There are many different organizations whose sole mission is to support children with hearing loss. Their services range from support groups and programs to mobile apps. Here is a list of the resources that can be helpful if your child, or a loved one, suffers with hearing loss.
Support for children
Mobile apps make support immediately available to those who need it. The Ida Institute has developed the My World app1 that helps children find ways to talk about their hearing loss during pediatric therapy. Children can populate an online environment with icons that represent family, friends and their favorite things. It’s a type of play therapy that helps children talk with a therapist about how they communicate during the day. The goal is to help children express their feelings about communicating with a hearing impairment in order to learn new strategies.
Hearinglikeme.com2 is a rich online resource of information for the hearing impaired. It covers a range of interesting information with articles like:
- “Deaf and hard of hearing characters in popular fiction”
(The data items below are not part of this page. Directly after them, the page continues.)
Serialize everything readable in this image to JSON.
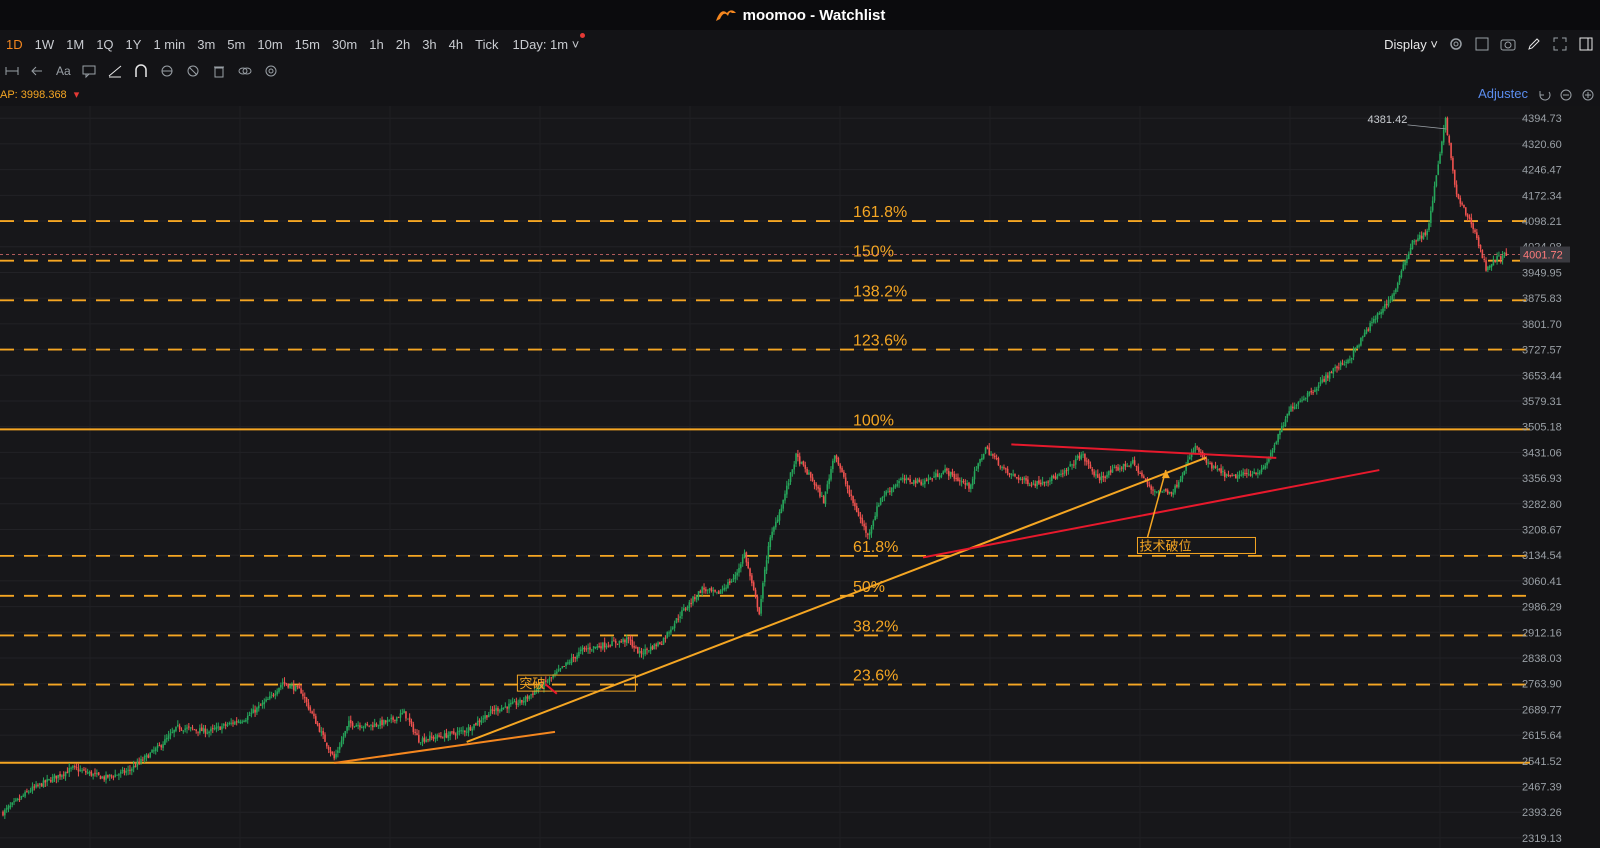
{
  "app": {
    "title": "moomoo - Watchlist"
  },
  "toolbar": {
    "timeframes": [
      "1D",
      "1W",
      "1M",
      "1Q",
      "1Y",
      "1 min",
      "3m",
      "5m",
      "10m",
      "15m",
      "30m",
      "1h",
      "2h",
      "3h",
      "4h",
      "Tick"
    ],
    "active_timeframe": "1D",
    "interval_select": "1Day: 1m",
    "display_label": "Display"
  },
  "indicator": {
    "vwap_label": "AP:",
    "vwap_value": "3998.368",
    "adjusted_label": "Adjustec"
  },
  "colors": {
    "up": "#26a65b",
    "down": "#f0524f",
    "accent": "#f5871f",
    "fib": "#f5a623",
    "trend_red": "#e8192c"
  },
  "chart_data": {
    "type": "candlestick",
    "ylim": [
      2290,
      4430
    ],
    "y_ticks": [
      4394.73,
      4320.6,
      4246.47,
      4172.34,
      4098.21,
      4024.08,
      3949.95,
      3875.83,
      3801.7,
      3727.57,
      3653.44,
      3579.31,
      3505.18,
      3431.06,
      3356.93,
      3282.8,
      3208.67,
      3134.54,
      3060.41,
      2986.29,
      2912.16,
      2838.03,
      2763.9,
      2689.77,
      2615.64,
      2541.52,
      2467.39,
      2393.26,
      2319.13
    ],
    "last_price": "4001.72",
    "last_price_value": 4001.72,
    "high_label": "4381.42",
    "high_value": 4381.42,
    "fib_levels": [
      {
        "label": "161.8%",
        "value": 4098.2,
        "style": "dashed"
      },
      {
        "label": "150%",
        "value": 3983.9,
        "style": "dashed"
      },
      {
        "label": "138.2%",
        "value": 3869.6,
        "style": "dashed"
      },
      {
        "label": "123.6%",
        "value": 3727.6,
        "style": "dashed"
      },
      {
        "label": "100%",
        "value": 3497.4,
        "style": "solid"
      },
      {
        "label": "61.8%",
        "value": 3132.6,
        "style": "dashed"
      },
      {
        "label": "50%",
        "value": 3017.3,
        "style": "dashed"
      },
      {
        "label": "38.2%",
        "value": 2903.1,
        "style": "dashed"
      },
      {
        "label": "23.6%",
        "value": 2761.3,
        "style": "dashed"
      },
      {
        "label": "",
        "value": 2535.7,
        "style": "solid"
      }
    ],
    "waypoints": [
      [
        0,
        2392
      ],
      [
        15,
        2458
      ],
      [
        38,
        2520
      ],
      [
        55,
        2492
      ],
      [
        68,
        2512
      ],
      [
        85,
        2582
      ],
      [
        95,
        2638
      ],
      [
        112,
        2626
      ],
      [
        132,
        2665
      ],
      [
        145,
        2722
      ],
      [
        152,
        2768
      ],
      [
        162,
        2742
      ],
      [
        174,
        2610
      ],
      [
        180,
        2548
      ],
      [
        188,
        2650
      ],
      [
        198,
        2642
      ],
      [
        210,
        2655
      ],
      [
        218,
        2680
      ],
      [
        226,
        2602
      ],
      [
        240,
        2614
      ],
      [
        252,
        2630
      ],
      [
        266,
        2686
      ],
      [
        282,
        2712
      ],
      [
        298,
        2780
      ],
      [
        315,
        2862
      ],
      [
        340,
        2891
      ],
      [
        346,
        2850
      ],
      [
        358,
        2885
      ],
      [
        368,
        2964
      ],
      [
        380,
        3038
      ],
      [
        388,
        3022
      ],
      [
        398,
        3073
      ],
      [
        403,
        3140
      ],
      [
        408,
        3028
      ],
      [
        411,
        2970
      ],
      [
        416,
        3165
      ],
      [
        423,
        3275
      ],
      [
        431,
        3420
      ],
      [
        440,
        3350
      ],
      [
        446,
        3290
      ],
      [
        452,
        3430
      ],
      [
        460,
        3310
      ],
      [
        470,
        3190
      ],
      [
        477,
        3300
      ],
      [
        488,
        3352
      ],
      [
        500,
        3345
      ],
      [
        512,
        3378
      ],
      [
        525,
        3332
      ],
      [
        534,
        3444
      ],
      [
        546,
        3370
      ],
      [
        560,
        3340
      ],
      [
        576,
        3366
      ],
      [
        586,
        3426
      ],
      [
        595,
        3353
      ],
      [
        604,
        3380
      ],
      [
        614,
        3402
      ],
      [
        624,
        3322
      ],
      [
        636,
        3318
      ],
      [
        648,
        3448
      ],
      [
        655,
        3395
      ],
      [
        667,
        3358
      ],
      [
        685,
        3380
      ],
      [
        700,
        3560
      ],
      [
        715,
        3625
      ],
      [
        722,
        3665
      ],
      [
        732,
        3702
      ],
      [
        742,
        3790
      ],
      [
        756,
        3890
      ],
      [
        766,
        4040
      ],
      [
        774,
        4064
      ],
      [
        784,
        4390
      ],
      [
        790,
        4170
      ],
      [
        799,
        4082
      ],
      [
        806,
        3962
      ],
      [
        812,
        3990
      ],
      [
        817,
        4001.72
      ]
    ],
    "labels": [
      {
        "text": "突破",
        "x": 285,
        "y": 2754
      },
      {
        "text": "技术破位",
        "x": 622,
        "y": 3151
      }
    ]
  }
}
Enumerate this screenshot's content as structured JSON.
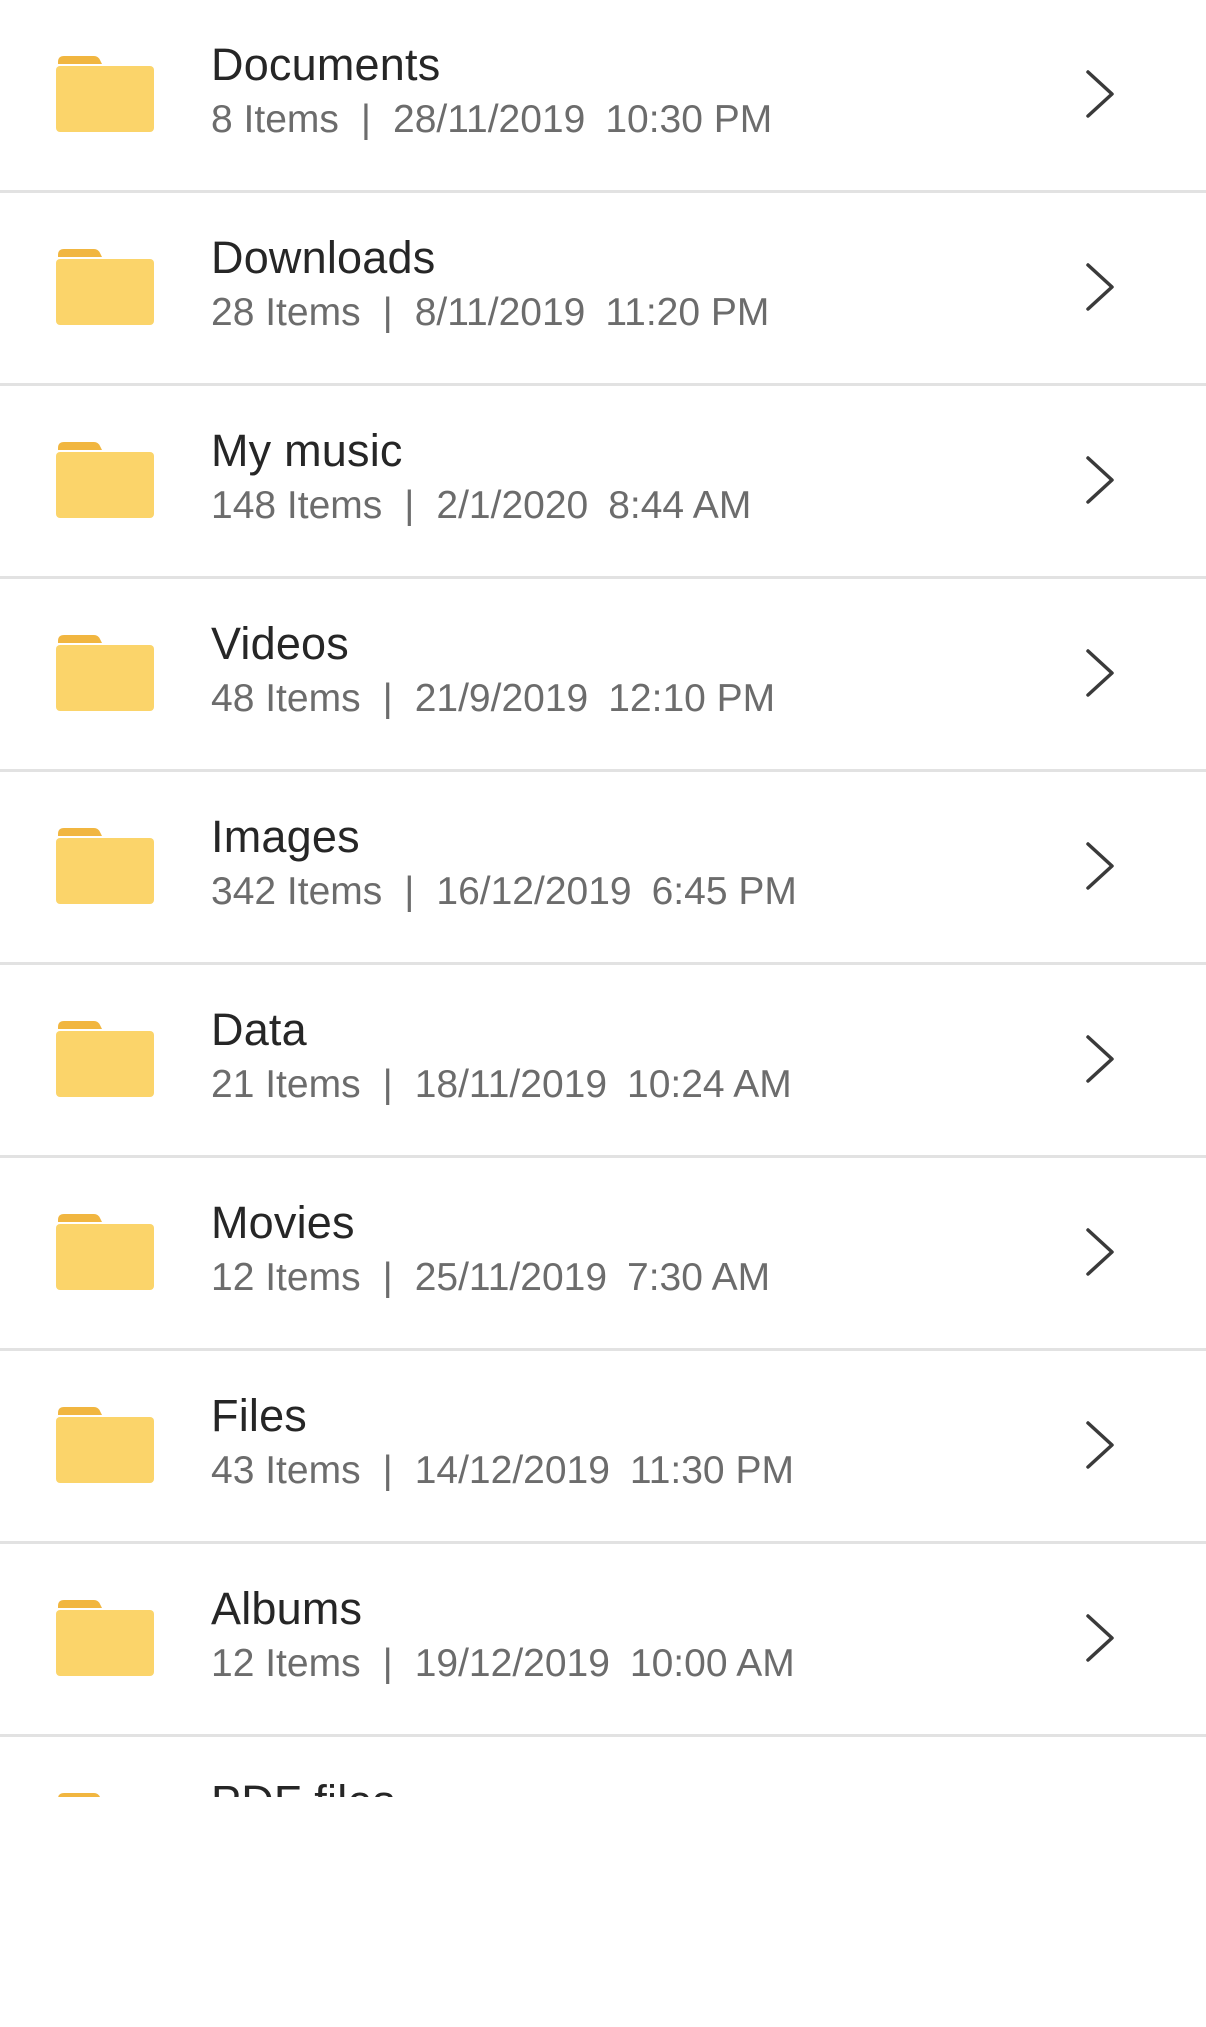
{
  "colors": {
    "folder_body": "#fbd46a",
    "folder_tab": "#f1b640",
    "divider": "#e2e2e2",
    "title_text": "#262626",
    "meta_text": "#6c6c6c",
    "chevron": "#3a3a3a"
  },
  "icons": {
    "folder": "folder-icon",
    "chevron": "chevron-right-icon"
  },
  "folders": [
    {
      "name": "Documents",
      "count": "8 Items",
      "separator": "|",
      "date": "28/11/2019",
      "time": "10:30 PM"
    },
    {
      "name": "Downloads",
      "count": "28 Items",
      "separator": "|",
      "date": "8/11/2019",
      "time": "11:20 PM"
    },
    {
      "name": "My music",
      "count": "148 Items",
      "separator": "|",
      "date": "2/1/2020",
      "time": "8:44 AM"
    },
    {
      "name": "Videos",
      "count": "48 Items",
      "separator": "|",
      "date": "21/9/2019",
      "time": "12:10 PM"
    },
    {
      "name": "Images",
      "count": "342 Items",
      "separator": "|",
      "date": "16/12/2019",
      "time": "6:45 PM"
    },
    {
      "name": "Data",
      "count": "21 Items",
      "separator": "|",
      "date": "18/11/2019",
      "time": "10:24 AM"
    },
    {
      "name": "Movies",
      "count": "12 Items",
      "separator": "|",
      "date": "25/11/2019",
      "time": "7:30 AM"
    },
    {
      "name": "Files",
      "count": "43 Items",
      "separator": "|",
      "date": "14/12/2019",
      "time": "11:30 PM"
    },
    {
      "name": "Albums",
      "count": "12 Items",
      "separator": "|",
      "date": "19/12/2019",
      "time": "10:00 AM"
    },
    {
      "name": "PDF files",
      "count": "",
      "separator": "",
      "date": "",
      "time": ""
    }
  ]
}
- “Deaf musicians team with symphony to play an accessible concert”
- “Could a robot help deaf children communicate in the future?”
The website sections support children of all ages, including a special section for teens3. The site also offers entertainment, travel and technology news for the hearing impaired, as well as an interactive, “Ask Anna” section4 for questions and answers about life with hearing loss.
Support for parents
There are many robust resources for parents of hearing impaired children. The Hearing First organization5 is a good example. Its approach is based on promoting listening and spoken language (LSL) skills, which it has developed into a full-blown program. The organization says LSL, “makes it possible for children who are deaf or hard of hearing to learn to listen and talk, which powers language, literacy, and lifetime success.” The site delivers on its promise. It includes tips and support for parents6, information on brain development, and understanding LSL’s relationship to literacy7 for children. Hearing First also presents information on hearing testing and devices8 and how to form beneficial relationships with health professionals and caregivers9.
Hearingloss.org10 has a parent community for support and information. It covers helpful topics such as “Protecting kid’s hearing” and “Teaching mainstreamed students with hearing loss.” The organization has chapters11 around the country and a list of them is posted on the website for easy reference.
Support for educators
Educators need support as well, whether they teach hearing-impaired students only, or integrated classrooms with hearing, hard of hearing, and deaf students. Supporting Success for Children with Hearing Loss12 is an organization dedicated to providing teachers with the resources they need, including free handouts, professional development materials, webcasts, and advocacy materials.
It’s encouraging to see the many organizations that are dedicated to the success of hearing impaired children of all ages. Taking advantage of these resources can contribute to the success and well-being of children, parents and their teachers.